Trump asegura que Puerto Rico es una «isla flotante de basura»
«Literalmente, hay una isla de basura flotando en el medio del océano ahora mismo. Creo que la llaman Puerto Rico». Eran las cuatro menos veinticinco de una soleada y fría tarde de otoño, las gradas más altas del Madison Square Garden neoyorkino todavía no se habían llenado, y miles de personas seguían haciendo pacientemente cola para asistir al ‘megamitin’ de Donald Trump cuando el humorista Kill Tony empezó a calentar a la audiencia. Su frase fue recibida con pitidos. A la gente no le hizo gracia.
Sí había caído mejor la que había lanzado un minuto antes. «A los latinos les encanta hacer bebés. No hacen la ‘marcha atrás’. Van hasta el fondo. Justo igual que lo que hacen con nuestro país», dijo Kill Tony, cuyo verdadero nombre es Tony Hinchcliffe. El tono y las formas del mitin de Trump en Nueva York estaba, ya, fijado.

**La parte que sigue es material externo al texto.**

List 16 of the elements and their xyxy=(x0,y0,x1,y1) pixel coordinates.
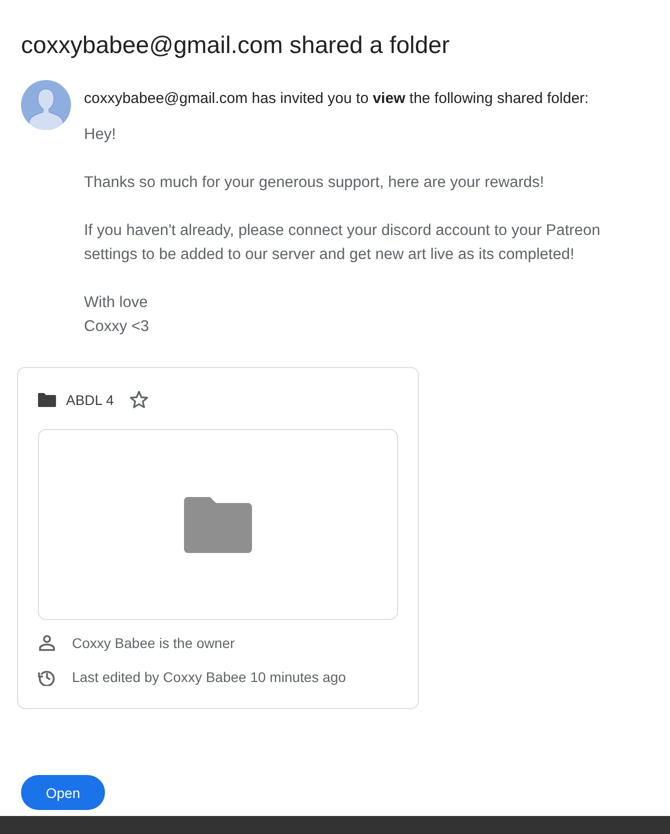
avatar-icon xyxy=(21,80,71,130)
detail-text: Coxxy Babee is the owner xyxy=(72,635,235,651)
invite-text: coxxybabee@gmail.com has invited you to view the following shared folder: xyxy=(84,89,590,109)
message-paragraph: Hey! xyxy=(84,125,117,145)
folder-name[interactable]: ABDL 4 xyxy=(66,392,114,408)
email-subject: coxxybabee@gmail.com shared a folder xyxy=(20,31,451,61)
detail-text: Last edited by Coxxy Babee 10 minutes ago xyxy=(72,669,346,685)
history-icon xyxy=(38,668,56,686)
open-button[interactable]: Open xyxy=(21,775,105,810)
folder-icon xyxy=(184,496,252,552)
folder-icon xyxy=(38,393,56,407)
star-icon[interactable] xyxy=(128,389,150,411)
message-paragraph: If you haven't already, please connect your discord account to your Patreon settings to be added to our server and get new art live as its completed! xyxy=(84,221,602,265)
person-icon xyxy=(38,634,56,652)
message-paragraph: Thanks so much for your generous support, here are your rewards! xyxy=(84,173,546,193)
message-paragraph: With love Coxxy <3 xyxy=(84,293,150,337)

Lo que siguieron fueron unas siete horas de discursos que, verdaderamente, se convirtieron en el equivalente de una segunda Convención Republicana. La plana mayor del partido, encabezada por el presidente de la Cámara de Representantes y líder de la facción evangélica republicana, se mezcló sin problemas con estrellas de la farándula, encabezadas por ‘Hulk’ Hogan, en la Convención había marcado uno de los momentos políticamente más sofisticados de lo que llevamos del siglo XXI cuando, presa de la excitación, se arrancó su camiseta al presentar a Donald Trump. En esta ocasión, la más emocionada fue Alina Habba, la abogada de Trump en el juicio por agresión sexual de éste contra la periodista E. Jean Carroll, que se saldó con una sentencia, recurrida, de varios cientos de millones de dólares contra el ex presidente. Abba, en el escenario, estaba tan emocionada que se puso a bailar.

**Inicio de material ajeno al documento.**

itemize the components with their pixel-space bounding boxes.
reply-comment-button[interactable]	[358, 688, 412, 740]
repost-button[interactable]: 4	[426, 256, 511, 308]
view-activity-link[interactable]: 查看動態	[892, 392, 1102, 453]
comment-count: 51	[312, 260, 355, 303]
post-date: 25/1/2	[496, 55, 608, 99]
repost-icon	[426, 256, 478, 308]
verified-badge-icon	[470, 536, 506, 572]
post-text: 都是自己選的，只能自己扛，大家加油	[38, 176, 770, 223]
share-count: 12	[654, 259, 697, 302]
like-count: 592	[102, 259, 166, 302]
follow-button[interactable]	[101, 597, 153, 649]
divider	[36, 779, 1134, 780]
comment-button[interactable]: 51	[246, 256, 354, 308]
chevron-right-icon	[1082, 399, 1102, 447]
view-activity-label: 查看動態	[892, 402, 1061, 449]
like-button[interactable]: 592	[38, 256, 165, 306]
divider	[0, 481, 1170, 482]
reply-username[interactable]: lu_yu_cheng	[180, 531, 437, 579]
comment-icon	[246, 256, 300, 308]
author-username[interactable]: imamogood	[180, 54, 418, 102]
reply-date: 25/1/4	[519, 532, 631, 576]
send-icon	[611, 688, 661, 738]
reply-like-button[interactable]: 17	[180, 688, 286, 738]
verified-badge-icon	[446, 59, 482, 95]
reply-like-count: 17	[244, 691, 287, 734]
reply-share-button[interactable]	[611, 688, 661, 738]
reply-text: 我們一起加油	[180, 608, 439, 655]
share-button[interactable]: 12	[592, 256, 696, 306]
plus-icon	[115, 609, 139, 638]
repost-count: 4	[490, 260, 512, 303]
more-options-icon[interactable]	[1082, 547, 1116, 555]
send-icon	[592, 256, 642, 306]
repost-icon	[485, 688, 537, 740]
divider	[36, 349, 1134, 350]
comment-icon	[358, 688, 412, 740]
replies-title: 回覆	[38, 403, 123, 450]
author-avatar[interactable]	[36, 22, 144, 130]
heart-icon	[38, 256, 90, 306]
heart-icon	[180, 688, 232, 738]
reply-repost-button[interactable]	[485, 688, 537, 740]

El Doctor Phil, un médico de la televisión que lleva décadas en la cresta de la ola, también subió al estrado a apoyar a Trump. Lo mismo que los dos hijos varones de éste, Don ‘junior’ y Eric, acompañados de sus respectivas esposa -Lara, a la que Trump ha puesto de presidenta del Comité Nacional Republicano, y Kimberly- y, por supuesto, el empresario Elon Musk y el comentarista televisivo y defensor de la invasión rusa de Ucrania, Tucker Carlson.
Faltó Ivanka Trump, la hija mayor del ex presidente. Pero estuvo Melania, su esposa, que solo había participado hasta ahora en un acto de campaña, precisamente en la Convención, y de la que se dice que tiene una relación tirando a ártica con su marido, después de que este año las infidelidades de éste hayan sido cosa juzgada en un tribunal situado a pocos kilómetros del lugar del mitin de ayer.

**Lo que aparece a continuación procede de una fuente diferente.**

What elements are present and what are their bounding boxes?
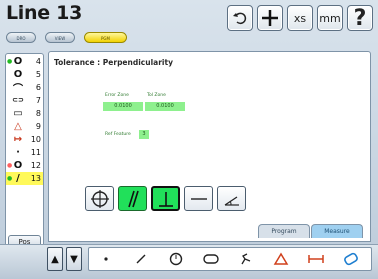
feature-item-9[interactable]: △ 9 [6,120,43,133]
feature-item-8[interactable]: ▭ 8 [6,107,43,120]
measure-skew-button[interactable] [336,248,366,270]
measure-distance-button[interactable] [301,248,331,270]
feature-item-4[interactable]: ● O 4 [6,55,43,68]
feature-number: 9 [35,121,41,131]
feature-item-10[interactable]: ↦ 10 [6,133,43,146]
feature-number: 13 [30,173,41,183]
circle-icon: O [13,68,23,80]
measure-slot-button[interactable] [196,248,226,270]
help-icon: ? [353,5,367,31]
mode-dro-button[interactable]: DRO [6,32,36,43]
position-icon [90,189,109,208]
measure-point-button[interactable] [91,248,121,270]
angularity-icon [224,196,239,206]
tab-program[interactable]: Program [258,224,310,238]
measure-angle-button[interactable] [266,248,296,270]
straightness-icon [190,197,207,200]
scroll-down-button[interactable]: ▼ [66,247,82,271]
feature-item-5[interactable]: O 5 [6,68,43,81]
feature-number: 11 [30,147,41,157]
undo-button[interactable] [227,5,253,31]
feature-item-12[interactable]: ● O 12 [6,159,43,172]
units-mm-button[interactable]: mm [317,5,343,31]
perpendicularity-tolerance-button[interactable] [151,186,180,211]
angularity-tolerance-button[interactable] [217,186,246,211]
tab-measure[interactable]: Measure [311,224,363,238]
distance-icon [308,255,324,263]
angle-icon: △ [14,120,22,132]
perpendicularity-icon [158,191,173,207]
panel-title: Tolerance : Perpendicularity [54,58,173,67]
feature-number: 4 [35,56,41,66]
point-icon [104,257,108,261]
feature-number: 5 [35,69,41,79]
feature-item-11[interactable]: · 11 [6,146,43,159]
slot-icon [203,254,219,264]
feature-item-7[interactable]: ⊂⊃ 7 [6,94,43,107]
measure-blob-button[interactable] [231,248,261,270]
position-tolerance-button[interactable] [85,186,114,211]
feature-number: 10 [30,134,41,144]
triangle-up-icon: ▲ [51,253,59,265]
scroll-up-button[interactable]: ▲ [47,247,63,271]
add-feature-button[interactable] [257,5,283,31]
distance-icon: ↦ [13,133,23,145]
circle-icon: O [13,55,23,67]
line-icon: / [16,172,20,184]
help-button[interactable]: ? [347,5,373,31]
units-xs-button[interactable]: xs [287,5,313,31]
blob-icon [241,253,251,265]
feature-item-13[interactable]: ● / 13 [6,172,43,185]
feature-list[interactable]: ● O 4 O 5 ⌒ 6 ⊂⊃ 7 ▭ 8 △ 9 ↦ 10 · 11 ● O… [5,53,44,251]
straightness-tolerance-button[interactable] [184,186,213,211]
skew-icon [344,252,358,266]
angle-icon [273,252,289,265]
feature-number: 7 [35,95,41,105]
point-icon: · [16,146,20,158]
parallelism-icon [127,190,139,207]
line-icon [136,254,146,264]
measure-toolbar [88,247,372,271]
arc-icon: ⌒ [13,83,23,95]
circle-icon: O [13,159,23,171]
parallelism-tolerance-button[interactable] [118,186,147,211]
error-zone-label: Error Zone [105,93,129,98]
tolerance-panel: Tolerance : Perpendicularity Error Zone … [48,51,371,242]
units-mm-label: mm [319,11,341,25]
feature-item-6[interactable]: ⌒ 6 [6,81,43,95]
error-zone-field: 0.0100 [103,102,143,111]
crosshair-icon [262,10,278,26]
mode-pgm-button[interactable]: PGM [84,32,127,43]
mode-view-button[interactable]: VIEW [45,32,75,43]
app-window: Line 13 DRO VIEW PGM xs mm ? ● O 4 O 5 ⌒… [0,0,378,279]
ref-feature-label: Ref Feature [105,132,131,137]
feature-number: 8 [35,108,41,118]
feature-number: 12 [30,160,41,170]
tol-zone-field[interactable]: 0.0100 [145,102,185,111]
feature-number: 6 [35,82,41,92]
measure-line-button[interactable] [126,248,156,270]
undo-icon [233,12,247,25]
circle-icon [169,252,183,266]
slot-icon: ⊂⊃ [12,96,24,105]
triangle-down-icon: ▼ [70,253,78,265]
units-xs-label: xs [293,11,307,25]
measure-circle-button[interactable] [161,248,191,270]
ref-feature-field[interactable]: 3 [139,130,149,139]
page-title: Line 13 [6,2,82,24]
tol-zone-label: Tol Zone [147,93,166,98]
rectangle-icon: ▭ [13,107,23,119]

El acto estaba claramente planteado como una Convención ‘redux’, en medio de un creciente clima de euforia republicana ante lo que consideran una probable victoria de su candidato -y, posiblemente, también una mayoría en las dos cámaras del legislativo- el martes de la semana que viene. El mensaje, muy duro. Claramente, a Trump no le importaba que se trazaran paralelismos envenenados, como hizo Hillary Clinton el sábado, entre este mitin y el que celebraron los neonazis en el Madison Square Garden en 1939, cuando también abarrotaron el recinto. Con la clase política estadounidense enzarzada en una disputa acerca de si a Trump se le puede aplicar el calificativo de «fascista», en especial después de que expresara su admiración por los generales de Adolf Hitler y lamentara que él no había tenido ninguna a sus órdenes en la Casa Blanca, cualquier otro político hubiera huido del peligro de establecer un paralelismo. Pero Trump es diferente. Y así es como ha llegado a donde está.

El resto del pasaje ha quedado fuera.